Notations can have a profound effect on what we are able to express. In the end notations are a human artifact, for use by people, and we should not lose sight of the fact that what is suitable for an automaton is not necessarily also suitable for a person. We can learn from the techniques of usability, such as user testing and iterative design, to make notations that are more suitable for human use.

References

[Aho] AV Aho, and JD Ullman, "The Theory of Parsing, Translation, and Compiling", Prentice-Hall, 1972, ISBN 0139145567

[BNF] "Backus-Naur Form", http://en.wikipedia.org/wiki/Backus-Naur_Form

[Earley] "Earley Parser", https://en.wikipedia.org/wiki/Earley_parser

[ixml1] Steven Pemberton. “Invisible XML” Presented at Balisage: The Markup Conference 2013, Montréal, Canada, August 6 - 9, 2013. In Proceedings of Balisage: The Markup Conference 2013. Balisage Series on Markup Technologies, vol. 10 (2013). doi:10.4242/BalisageVol10.Pemberton01.
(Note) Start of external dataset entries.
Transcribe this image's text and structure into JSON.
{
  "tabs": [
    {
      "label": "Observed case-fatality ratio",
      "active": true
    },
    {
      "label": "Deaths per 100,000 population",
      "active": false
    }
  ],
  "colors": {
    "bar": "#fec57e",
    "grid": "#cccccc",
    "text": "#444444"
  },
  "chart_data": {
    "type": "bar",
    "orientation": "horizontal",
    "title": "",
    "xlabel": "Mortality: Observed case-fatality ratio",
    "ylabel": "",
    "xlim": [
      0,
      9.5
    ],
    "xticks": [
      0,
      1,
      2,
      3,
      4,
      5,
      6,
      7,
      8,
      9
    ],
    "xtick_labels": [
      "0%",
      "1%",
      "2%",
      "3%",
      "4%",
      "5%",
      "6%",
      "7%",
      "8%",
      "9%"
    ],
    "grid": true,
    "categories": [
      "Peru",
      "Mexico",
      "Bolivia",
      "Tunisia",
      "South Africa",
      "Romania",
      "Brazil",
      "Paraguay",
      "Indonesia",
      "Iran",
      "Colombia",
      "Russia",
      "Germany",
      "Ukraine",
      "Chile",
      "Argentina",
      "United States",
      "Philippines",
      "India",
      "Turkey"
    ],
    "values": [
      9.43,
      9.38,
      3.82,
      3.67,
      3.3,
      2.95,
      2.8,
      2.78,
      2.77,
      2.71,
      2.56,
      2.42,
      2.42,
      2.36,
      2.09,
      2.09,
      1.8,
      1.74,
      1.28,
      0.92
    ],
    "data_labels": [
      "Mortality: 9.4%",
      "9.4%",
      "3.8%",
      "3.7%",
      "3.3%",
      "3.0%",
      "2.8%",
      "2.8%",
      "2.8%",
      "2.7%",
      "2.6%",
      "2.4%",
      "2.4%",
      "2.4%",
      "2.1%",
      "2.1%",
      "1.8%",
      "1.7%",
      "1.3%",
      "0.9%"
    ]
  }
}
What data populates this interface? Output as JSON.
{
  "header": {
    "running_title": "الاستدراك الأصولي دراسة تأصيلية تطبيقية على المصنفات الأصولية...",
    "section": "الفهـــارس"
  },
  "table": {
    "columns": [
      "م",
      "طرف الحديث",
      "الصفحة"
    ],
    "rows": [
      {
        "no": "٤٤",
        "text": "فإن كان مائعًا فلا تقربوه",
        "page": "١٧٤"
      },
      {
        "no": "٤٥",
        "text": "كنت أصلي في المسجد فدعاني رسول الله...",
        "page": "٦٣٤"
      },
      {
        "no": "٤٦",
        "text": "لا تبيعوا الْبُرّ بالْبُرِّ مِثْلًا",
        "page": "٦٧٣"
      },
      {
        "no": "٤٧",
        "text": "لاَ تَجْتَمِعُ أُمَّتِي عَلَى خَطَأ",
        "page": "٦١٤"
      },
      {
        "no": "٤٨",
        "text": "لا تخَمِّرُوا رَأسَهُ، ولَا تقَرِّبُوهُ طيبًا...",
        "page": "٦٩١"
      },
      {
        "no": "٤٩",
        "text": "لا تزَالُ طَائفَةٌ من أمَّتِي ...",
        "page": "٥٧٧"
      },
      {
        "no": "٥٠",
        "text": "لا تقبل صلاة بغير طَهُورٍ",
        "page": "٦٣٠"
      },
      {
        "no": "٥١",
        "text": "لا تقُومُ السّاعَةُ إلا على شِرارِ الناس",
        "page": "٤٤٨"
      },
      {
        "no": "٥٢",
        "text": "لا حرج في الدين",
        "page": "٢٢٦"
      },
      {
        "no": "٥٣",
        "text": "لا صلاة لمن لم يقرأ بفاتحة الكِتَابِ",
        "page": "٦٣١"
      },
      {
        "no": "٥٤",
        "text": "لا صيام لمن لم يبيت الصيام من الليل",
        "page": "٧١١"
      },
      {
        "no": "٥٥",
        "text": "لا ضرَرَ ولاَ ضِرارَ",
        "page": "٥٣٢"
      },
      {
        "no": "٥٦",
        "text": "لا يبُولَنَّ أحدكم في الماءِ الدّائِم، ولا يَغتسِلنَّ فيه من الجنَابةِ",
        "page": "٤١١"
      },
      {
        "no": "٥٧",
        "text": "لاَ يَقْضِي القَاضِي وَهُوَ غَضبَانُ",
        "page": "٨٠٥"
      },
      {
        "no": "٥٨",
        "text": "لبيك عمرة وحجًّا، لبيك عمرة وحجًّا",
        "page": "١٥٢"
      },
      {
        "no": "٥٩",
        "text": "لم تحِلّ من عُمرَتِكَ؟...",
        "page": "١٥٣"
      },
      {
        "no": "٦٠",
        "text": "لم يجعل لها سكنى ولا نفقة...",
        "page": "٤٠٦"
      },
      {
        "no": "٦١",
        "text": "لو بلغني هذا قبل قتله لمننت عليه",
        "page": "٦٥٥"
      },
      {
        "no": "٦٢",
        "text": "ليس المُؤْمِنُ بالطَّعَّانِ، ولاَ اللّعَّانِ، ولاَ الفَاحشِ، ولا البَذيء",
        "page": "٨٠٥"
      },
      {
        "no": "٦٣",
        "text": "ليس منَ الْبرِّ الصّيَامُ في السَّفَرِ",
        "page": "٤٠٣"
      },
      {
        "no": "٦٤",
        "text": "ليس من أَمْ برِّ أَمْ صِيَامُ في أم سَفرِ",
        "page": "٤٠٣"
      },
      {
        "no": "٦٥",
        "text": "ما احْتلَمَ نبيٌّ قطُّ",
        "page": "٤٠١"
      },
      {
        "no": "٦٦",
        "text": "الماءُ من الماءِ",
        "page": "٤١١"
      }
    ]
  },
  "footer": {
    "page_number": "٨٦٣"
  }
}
[ixml2] Steven Pemberton. "Data Just Wants to Be Format-Neutral", Proc. XML Prague, 2016, Prague, Czech Republic, pp109-120.

[ixml3] Steven Pemberton. "Parse Earley, Parse Often: How to Parse Anything to XML", Proc. XML London 2016, London, UK, pp120-126.

[ISO] International Standards Organisation, ISO 9241 - "Ergonomic requirements for office work", 1997.

[JSON] "Introducing JSON", http://json.org/

[Nielsen] Jakob Nielsen, "Why You Only Need to Test with 5 Users", 2000, https://www.nngroup.com/articles/why-you-only-need-to-test-with-5-users/

[Shneiderman] Ben Shneiderman et al., "Designing the User Interface", Pearson, 2013, ISBN 1292023902.